Drive My Car (Ryusuke Hamaguchi, 2021) Hidetoshi Nishijima (as Mr Kafuku)

This is a three-hour-long film in which not a lot happens, so it's not obvious why it's so satisfying. As the title implies, there is lot of time spent in the titular car. But it's shot steadily and it's not tedious. Which is characteristic of the whole film: there is a steady pace throughout, along the three or four story strands, with the interest being maintained by the integrity of the acting.
Speaking of interest, it would help any viewer to be already quite interested in theatrical and literary matters, as the main character is a theatre director and actor, and a good deal of the movie is concerned with the production of one particular play, Chekov's Uncle Vanya.

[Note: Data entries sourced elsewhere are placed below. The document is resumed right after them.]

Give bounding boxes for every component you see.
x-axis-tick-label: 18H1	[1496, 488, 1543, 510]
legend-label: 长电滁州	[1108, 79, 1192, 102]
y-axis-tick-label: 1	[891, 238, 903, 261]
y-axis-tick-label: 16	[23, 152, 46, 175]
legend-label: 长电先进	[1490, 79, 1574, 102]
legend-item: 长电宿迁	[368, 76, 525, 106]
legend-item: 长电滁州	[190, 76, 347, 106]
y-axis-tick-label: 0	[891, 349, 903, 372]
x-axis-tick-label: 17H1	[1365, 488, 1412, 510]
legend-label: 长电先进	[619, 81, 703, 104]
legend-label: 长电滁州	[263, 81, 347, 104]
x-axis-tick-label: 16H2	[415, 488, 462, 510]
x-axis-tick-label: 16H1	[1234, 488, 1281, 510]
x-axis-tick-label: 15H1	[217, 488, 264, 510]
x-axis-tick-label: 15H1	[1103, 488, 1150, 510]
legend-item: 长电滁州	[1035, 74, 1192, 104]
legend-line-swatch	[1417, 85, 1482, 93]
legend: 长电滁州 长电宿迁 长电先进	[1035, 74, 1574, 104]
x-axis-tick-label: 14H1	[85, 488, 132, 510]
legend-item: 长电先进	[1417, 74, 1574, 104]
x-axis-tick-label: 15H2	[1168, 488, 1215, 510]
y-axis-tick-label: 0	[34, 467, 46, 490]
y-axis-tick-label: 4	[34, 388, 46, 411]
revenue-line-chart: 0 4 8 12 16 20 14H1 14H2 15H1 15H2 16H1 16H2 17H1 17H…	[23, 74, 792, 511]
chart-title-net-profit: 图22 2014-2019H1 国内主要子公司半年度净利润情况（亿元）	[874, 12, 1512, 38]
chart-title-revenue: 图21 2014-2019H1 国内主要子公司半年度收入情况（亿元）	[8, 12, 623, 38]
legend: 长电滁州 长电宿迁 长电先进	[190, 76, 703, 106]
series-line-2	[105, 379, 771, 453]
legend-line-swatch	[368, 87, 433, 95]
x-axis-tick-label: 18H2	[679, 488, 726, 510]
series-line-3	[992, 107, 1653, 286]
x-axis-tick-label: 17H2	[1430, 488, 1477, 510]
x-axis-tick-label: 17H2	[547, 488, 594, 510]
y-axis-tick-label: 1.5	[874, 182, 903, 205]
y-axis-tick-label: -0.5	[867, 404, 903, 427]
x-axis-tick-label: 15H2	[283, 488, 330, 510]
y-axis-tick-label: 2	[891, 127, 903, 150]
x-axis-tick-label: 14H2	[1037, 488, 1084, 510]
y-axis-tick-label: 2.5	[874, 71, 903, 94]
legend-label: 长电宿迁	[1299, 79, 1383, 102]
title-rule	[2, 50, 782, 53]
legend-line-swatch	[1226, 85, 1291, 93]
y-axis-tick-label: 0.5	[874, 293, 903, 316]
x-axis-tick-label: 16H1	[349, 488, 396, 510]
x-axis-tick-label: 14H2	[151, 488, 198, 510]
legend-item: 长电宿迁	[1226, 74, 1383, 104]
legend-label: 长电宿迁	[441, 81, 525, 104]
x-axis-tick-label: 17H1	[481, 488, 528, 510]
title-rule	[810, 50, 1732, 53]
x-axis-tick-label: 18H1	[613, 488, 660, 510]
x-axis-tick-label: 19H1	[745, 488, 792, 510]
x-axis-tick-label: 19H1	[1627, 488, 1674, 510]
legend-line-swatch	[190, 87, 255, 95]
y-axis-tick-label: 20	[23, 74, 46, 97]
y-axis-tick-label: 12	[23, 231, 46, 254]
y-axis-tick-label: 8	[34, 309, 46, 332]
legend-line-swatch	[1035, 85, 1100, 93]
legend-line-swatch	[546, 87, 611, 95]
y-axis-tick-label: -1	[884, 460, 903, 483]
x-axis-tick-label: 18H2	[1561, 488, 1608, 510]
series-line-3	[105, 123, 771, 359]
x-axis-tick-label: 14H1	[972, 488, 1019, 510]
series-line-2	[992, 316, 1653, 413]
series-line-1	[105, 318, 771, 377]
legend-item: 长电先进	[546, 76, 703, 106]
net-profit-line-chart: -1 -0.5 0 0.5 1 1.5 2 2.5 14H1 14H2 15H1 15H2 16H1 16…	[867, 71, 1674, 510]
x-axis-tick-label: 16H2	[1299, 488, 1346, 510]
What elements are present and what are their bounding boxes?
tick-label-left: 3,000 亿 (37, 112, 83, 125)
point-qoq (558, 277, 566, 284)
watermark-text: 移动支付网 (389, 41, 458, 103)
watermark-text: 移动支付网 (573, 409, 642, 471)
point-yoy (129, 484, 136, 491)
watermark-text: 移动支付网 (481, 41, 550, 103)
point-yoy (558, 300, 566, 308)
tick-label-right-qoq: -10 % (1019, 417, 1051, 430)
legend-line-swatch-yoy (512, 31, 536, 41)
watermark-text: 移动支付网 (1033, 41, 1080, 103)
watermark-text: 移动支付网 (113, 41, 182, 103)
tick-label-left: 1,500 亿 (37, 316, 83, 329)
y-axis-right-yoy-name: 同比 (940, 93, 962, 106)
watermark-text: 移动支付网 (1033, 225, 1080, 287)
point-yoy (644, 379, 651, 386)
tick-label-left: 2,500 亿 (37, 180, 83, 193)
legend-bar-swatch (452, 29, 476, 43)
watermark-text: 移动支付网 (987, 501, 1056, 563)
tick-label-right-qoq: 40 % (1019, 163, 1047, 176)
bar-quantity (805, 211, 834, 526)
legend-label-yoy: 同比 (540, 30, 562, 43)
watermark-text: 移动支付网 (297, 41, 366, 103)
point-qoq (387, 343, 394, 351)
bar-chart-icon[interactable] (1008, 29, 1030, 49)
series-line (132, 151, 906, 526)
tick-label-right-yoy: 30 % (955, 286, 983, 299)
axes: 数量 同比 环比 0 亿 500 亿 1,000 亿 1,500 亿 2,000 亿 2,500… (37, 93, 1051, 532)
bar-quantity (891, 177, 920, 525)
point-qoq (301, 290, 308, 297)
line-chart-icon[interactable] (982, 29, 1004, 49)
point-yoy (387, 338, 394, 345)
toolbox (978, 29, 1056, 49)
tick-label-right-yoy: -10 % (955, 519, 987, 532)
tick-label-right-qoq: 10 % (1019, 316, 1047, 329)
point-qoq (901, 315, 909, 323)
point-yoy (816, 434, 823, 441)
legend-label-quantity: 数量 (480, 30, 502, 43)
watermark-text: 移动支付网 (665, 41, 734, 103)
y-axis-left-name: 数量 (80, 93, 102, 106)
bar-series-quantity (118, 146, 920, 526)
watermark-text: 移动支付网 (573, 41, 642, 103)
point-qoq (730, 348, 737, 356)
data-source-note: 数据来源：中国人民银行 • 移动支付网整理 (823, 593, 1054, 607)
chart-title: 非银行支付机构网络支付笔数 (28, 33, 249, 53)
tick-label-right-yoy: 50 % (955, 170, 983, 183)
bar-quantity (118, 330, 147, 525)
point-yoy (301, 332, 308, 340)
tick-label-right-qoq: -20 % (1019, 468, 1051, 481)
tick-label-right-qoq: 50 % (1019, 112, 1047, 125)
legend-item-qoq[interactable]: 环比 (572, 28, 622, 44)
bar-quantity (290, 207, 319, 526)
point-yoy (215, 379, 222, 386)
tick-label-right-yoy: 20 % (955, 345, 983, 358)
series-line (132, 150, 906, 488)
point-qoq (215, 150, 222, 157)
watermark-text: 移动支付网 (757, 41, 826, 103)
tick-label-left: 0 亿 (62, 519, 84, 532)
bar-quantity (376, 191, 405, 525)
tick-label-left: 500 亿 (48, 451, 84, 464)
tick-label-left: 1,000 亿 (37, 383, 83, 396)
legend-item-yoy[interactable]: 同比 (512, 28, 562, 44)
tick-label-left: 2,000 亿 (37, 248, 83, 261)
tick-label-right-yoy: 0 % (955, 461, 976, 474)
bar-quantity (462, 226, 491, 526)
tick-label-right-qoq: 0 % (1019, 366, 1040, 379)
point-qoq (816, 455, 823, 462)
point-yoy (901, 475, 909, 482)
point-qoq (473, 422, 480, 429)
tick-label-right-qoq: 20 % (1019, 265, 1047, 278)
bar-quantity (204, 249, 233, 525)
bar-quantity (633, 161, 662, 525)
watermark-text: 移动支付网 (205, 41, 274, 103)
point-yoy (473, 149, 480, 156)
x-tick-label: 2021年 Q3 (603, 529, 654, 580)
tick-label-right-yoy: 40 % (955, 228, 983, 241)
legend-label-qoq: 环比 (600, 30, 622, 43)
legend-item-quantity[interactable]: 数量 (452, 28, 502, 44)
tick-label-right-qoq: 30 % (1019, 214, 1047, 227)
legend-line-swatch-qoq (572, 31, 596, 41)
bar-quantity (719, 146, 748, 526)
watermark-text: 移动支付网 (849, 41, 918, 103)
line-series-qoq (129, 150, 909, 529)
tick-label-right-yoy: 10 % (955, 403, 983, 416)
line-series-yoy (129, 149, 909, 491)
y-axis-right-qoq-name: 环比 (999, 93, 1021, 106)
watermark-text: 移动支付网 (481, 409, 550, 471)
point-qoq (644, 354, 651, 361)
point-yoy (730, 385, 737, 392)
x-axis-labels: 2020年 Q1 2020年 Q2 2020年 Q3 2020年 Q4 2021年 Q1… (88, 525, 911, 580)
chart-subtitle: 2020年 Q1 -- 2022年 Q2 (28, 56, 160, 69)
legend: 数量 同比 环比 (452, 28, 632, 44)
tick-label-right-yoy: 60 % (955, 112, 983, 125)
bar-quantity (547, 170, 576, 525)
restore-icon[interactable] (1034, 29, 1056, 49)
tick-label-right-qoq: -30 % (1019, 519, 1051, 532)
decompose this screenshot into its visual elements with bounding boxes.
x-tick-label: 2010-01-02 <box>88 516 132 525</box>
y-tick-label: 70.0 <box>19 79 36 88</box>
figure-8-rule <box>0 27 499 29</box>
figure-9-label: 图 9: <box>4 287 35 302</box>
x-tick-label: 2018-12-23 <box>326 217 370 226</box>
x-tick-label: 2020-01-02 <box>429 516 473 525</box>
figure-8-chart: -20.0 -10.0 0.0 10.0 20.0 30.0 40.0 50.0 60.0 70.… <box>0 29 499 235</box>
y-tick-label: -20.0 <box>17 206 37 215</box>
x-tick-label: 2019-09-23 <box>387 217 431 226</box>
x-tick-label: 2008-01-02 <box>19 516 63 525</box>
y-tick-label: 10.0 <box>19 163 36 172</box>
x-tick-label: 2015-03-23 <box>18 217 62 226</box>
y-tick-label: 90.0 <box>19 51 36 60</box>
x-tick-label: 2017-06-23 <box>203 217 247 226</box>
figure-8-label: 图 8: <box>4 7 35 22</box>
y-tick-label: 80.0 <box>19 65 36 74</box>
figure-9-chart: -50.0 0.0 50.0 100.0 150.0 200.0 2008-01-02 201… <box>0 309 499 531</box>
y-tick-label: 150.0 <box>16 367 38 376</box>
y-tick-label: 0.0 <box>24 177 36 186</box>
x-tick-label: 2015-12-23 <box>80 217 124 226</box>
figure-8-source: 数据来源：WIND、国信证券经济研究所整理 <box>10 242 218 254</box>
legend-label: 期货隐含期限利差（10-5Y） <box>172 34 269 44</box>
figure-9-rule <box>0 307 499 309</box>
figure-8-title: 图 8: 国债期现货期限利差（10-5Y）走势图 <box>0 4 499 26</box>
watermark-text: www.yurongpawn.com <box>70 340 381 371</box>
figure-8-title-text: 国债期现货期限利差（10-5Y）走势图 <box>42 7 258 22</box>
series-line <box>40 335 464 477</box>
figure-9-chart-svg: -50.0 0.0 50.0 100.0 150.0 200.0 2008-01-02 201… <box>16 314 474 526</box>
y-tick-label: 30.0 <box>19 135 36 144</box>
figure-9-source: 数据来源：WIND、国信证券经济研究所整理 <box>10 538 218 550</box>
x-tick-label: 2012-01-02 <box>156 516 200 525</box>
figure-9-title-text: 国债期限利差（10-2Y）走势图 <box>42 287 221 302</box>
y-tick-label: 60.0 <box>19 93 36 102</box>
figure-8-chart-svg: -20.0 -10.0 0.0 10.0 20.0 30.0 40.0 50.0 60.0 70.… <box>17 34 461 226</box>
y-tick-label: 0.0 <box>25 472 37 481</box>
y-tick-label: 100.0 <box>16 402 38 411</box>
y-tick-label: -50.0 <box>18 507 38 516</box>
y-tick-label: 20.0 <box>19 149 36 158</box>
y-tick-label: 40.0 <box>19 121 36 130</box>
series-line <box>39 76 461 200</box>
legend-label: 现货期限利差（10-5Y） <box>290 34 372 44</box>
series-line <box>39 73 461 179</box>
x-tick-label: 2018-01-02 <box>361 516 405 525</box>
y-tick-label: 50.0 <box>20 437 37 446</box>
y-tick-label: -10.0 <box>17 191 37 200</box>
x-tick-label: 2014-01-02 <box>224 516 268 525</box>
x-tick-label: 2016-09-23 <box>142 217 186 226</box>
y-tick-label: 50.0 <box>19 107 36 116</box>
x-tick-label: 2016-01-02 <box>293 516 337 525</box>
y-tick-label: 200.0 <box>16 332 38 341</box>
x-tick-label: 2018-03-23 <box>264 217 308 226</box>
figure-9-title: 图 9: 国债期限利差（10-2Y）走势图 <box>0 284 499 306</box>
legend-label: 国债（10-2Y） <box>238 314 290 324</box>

The more familiar you are with that, the more you'll get out of the this film.
I enjoyed it very much indeed (though it's 60 years since I read the play).

Becca Voelcker:
Since making his first film in 2008, and with increasing momentum since his breakthrough epic Happy Hour in 2015, Hamaguchi has been quietly building an oeuvre of dramas that revolve around romantic tangles, people who work in theatre and what ties these themes together – social scripts, performance, deception, memory. ... Roleplay and performance fascinate Hamaguchi, evidenced so finely in Happy Hour and, more recently, Asako I & II (2018) and Wheel of Fortune and Fantasy (2021). Drive My Car contains numerous extended takes in which actors workshop lines and scenarios in improvised scenes. Language is key here – be it Japanese, with its nuances of politeness and elliptical implication, or body languages and facial expressions. Mr Kafuku’s cast for Uncle Vanya comprises actors who use Japanese, Korean, Mandarin and Korean Sign Language. sightandsound.

References and Links

IMDb page.

Wikipedia page. Excerpt:
On Rotten Tomatoes, 98% of 136 critics' reviews are positive, with an average rating of 8.6/10. The website's critics' consensus reads, "Drive My Car's imposing runtime holds a rich, patiently engrossing drama that reckons with self-acceptance and regret." According to Metacritic, which assigned a weighted average score of 91 out of 100 based on 39 critics, the film received "universal acclaim".
The film received a positive review from Manohla Dargis in the New York Times. Writing for The Guardian, Peter Bradshaw gave the film five stars out of five and called it an "engrossing and exalting experience".